Given is the following double integral - $$\iint\limits_{D}\frac{1}{(x^2+ y^2)^2}\,dy\,dx$$
$D$ is the region for $x\in[1,2]$ and $y\in[0,\sqrt{2x-x^2}]$
How would the limits of integration be derived if one was to convert the coordinate system from Cartesian to polar?
So far, I can only understand that $\theta$ would hold an upper bound of $\frac{\pi}{4}$ with a lower bound of $0$ and could derive by algebra that $r$ would hold an upper bound of $2\cos\theta$. By the same algebra, the lower bound for $r$ turns out as $0$.

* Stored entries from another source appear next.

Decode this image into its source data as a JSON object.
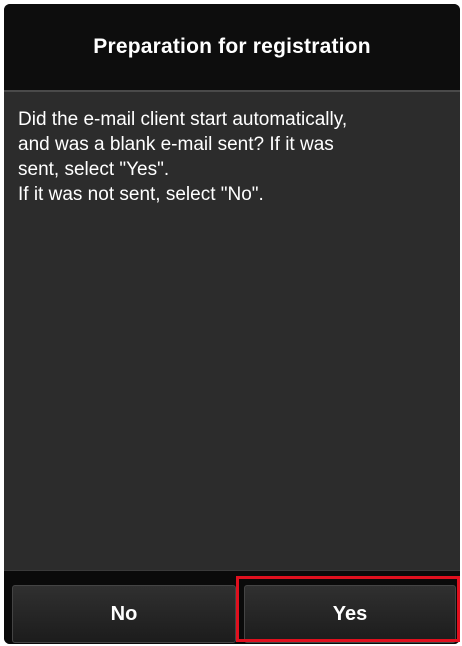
{
  "dialog": {
    "title": "Preparation for registration",
    "message": "Did the e-mail client start automatically,\nand was a blank e-mail sent? If it was\nsent, select \"Yes\".\nIf it was not sent, select \"No\"."
  },
  "buttons": {
    "no_label": "No",
    "yes_label": "Yes"
  },
  "highlight": {
    "target": "yes-button",
    "color": "#e0101e"
  }
}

Here's my go at finding bounds for $r$ $$y = \sqrt{2x - x^2}$$ $$x^2 + y^2 = 2x$$ $$r^2(\cos^2\theta + \sin^2\theta) = 2r\cos\theta$$ $$r^2 - 2r\cos\theta = 0$$ Thus, $r$ is found to be $0, 2\cos\theta$
From a solution that I found, the lower bound for $r$ was given as $\sec\theta$. Could someone please explain how that came to be? I've been at it for a day now
Everything is correct except for the lower bound which is given by
$$x=1\implies r=\sec\theta$$
The integral in polar coordinates is
$$\int_{0}^{\frac{\pi}{4}}\int_{\sec\theta}^{2\cos\theta} \frac{1}{r^3}\:drd\theta$$